FIG. 1 is a schematic block diagram of one embodiment of the present invention. FIG. 2 is an external view of a telephone included in one embodiment of the present invention. FIG. 3 is a concrete block diagram of the telephone. FIG. 4 is a concrete block diagram of the interface. FIG. 5 is a diagram showing an example of an optical fiber cable. FIGS. 6 and 7 are waveform diagrams for explaining the specific operation of an embodiment of the present invention. In the figure, 10 is an exchange, 2o is a telephone, 22 is a dial, 23 is a handset, 24 is a light receiving element, 25 is an amplifier, 27 is a hook switch, 31.35 is an oscillator, 33.
36 is a modulator, 34 is a light emitting element, 40 is an interface, 41 is a light receiving element, 42, 50, 61 is an amplifier, 43
is a filter, 44.51.56 is a comparator, 46.

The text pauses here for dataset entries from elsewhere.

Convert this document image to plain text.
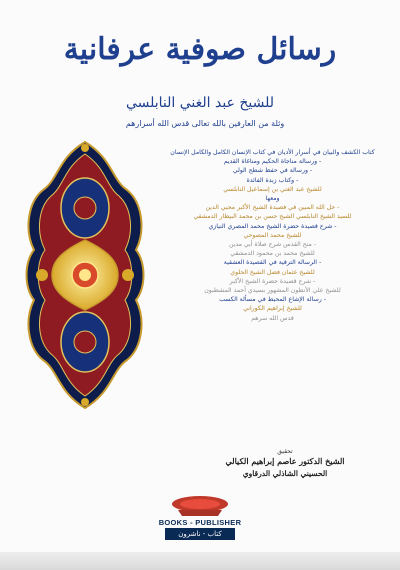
رسائل صوفية عرفانية
للشيخ عبد الغني النابلسي
وثلة من العارفين بالله تعالى قدس الله أسرارهم
كتاب الكشف والبيان في أسرار الأديان في كتاب الإنسان الكامل والكامل الإنسان
- ورسالة مناجاة الحكيم ومناغاة القديم
- ورسالة في حفظ شطح الولي
- وكتاب زبدة الفائدة
للشيخ عبد الغني بن إسماعيل النابلسي
ومعها
- حل الله المبين في فصيدة الشيخ الأكبر محيي الدين
للسيد الشيخ النابلسي الشيخ حسن بن محمد البيطار الدمشقي
- شرح قصيدة حضرة الشيخ محمد المصري النيازي
للشيخ محمد المصوحي
- منح القدس شرح صلاة أبي مدين
للشيخ محمد بن محمود الدمشقي
- الرسالة الترقية في القصيدة العشقية
للشيخ عثمان فضل الشيخ الحلوي
- شرح قصيدة حضرة الشيخ الأكبر
للشيخ علي الأنطون المشهور بسيدي أحمد المشطبون
- رسالة الإشاع المحيط في مسألة الكسب
للشيخ إبراهيم الكوراني
قدس الله سرهم
تحقيق
الشيخ الدكتور عاصم إبراهيم الكيالي
الحسيني الشاذلي الدرقاوي
BOOKS - PUBLISHER
كتاب - ناشرون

53, 58 is a relay, 60 is a light emitting element, 8o is an optical fiber cable, 101 is a call lamp, 102 is an indicator,
103 indicates a bundle light guide. Patent applicant: Dainichi Nippon Electric Cable Co., Ltd. (2 idiots) Procedural amendment dated February 14, 1980 2, Name of invention Explosion-proof telephone device 3, Relationship to the person making the amendment Case Patent applicant address: Amagasaki, Hyogo Prefecture Name of No. 8 Nishinocho, Higashimukojima, City (326
) Dainichi Nippon Electric Cable Co., Ltd. Representative Yukio Aoyama (
(and 1 other person) 4. Agent Address: Yachiyo Daiichi Building, 2-3-9 Tenjinbashi, Kita-ku, Osaka, Japan Voluntary amendment 6. Figures '1 and 2 of the drawings subject to amendment. 7. The contents of the 71st envelope are as shown in the attached sheet. Jsu top

Claims (1)

[Scope of Claims] An explosion-proof telephone device in which an interface connected to an exchange is placed in a non-explosion-proof area, a telephone is placed in an explosion-proof area, and the interface and the telephone are connected by a pair of optical fiber cables. When hot, the telephone set includes a handset, a first light receiving element coupled to one end of one optical fiber cable to convert an optical reception signal provided from the interface into an electrical signal, and the other optical fiber cable. a first light emitting element coupled to one end of the fiber optic cable for converting a transmission signal provided from the handset into an optical signal, the interface coupled to the other end of the one optical fiber cable; a second light emitting element that converts a reception signal given through the exchange into an optical signal; and a second light emitting element coupled to the other end of the other optical fiber cable, which converts an optical transmission signal given from the telephone into an electrical signal. an explosion-proof telephone device comprising: a second light-receiving element applied to the exchange via the exchange; and a ring signal detection means for detecting a ring signal applied via the exchange; A call lamp placed in the area is lit, and the light from the lamp is guided to the explosion-proof area using a bundle light guide.
An explosion-proof telephone device characterized by displaying a call.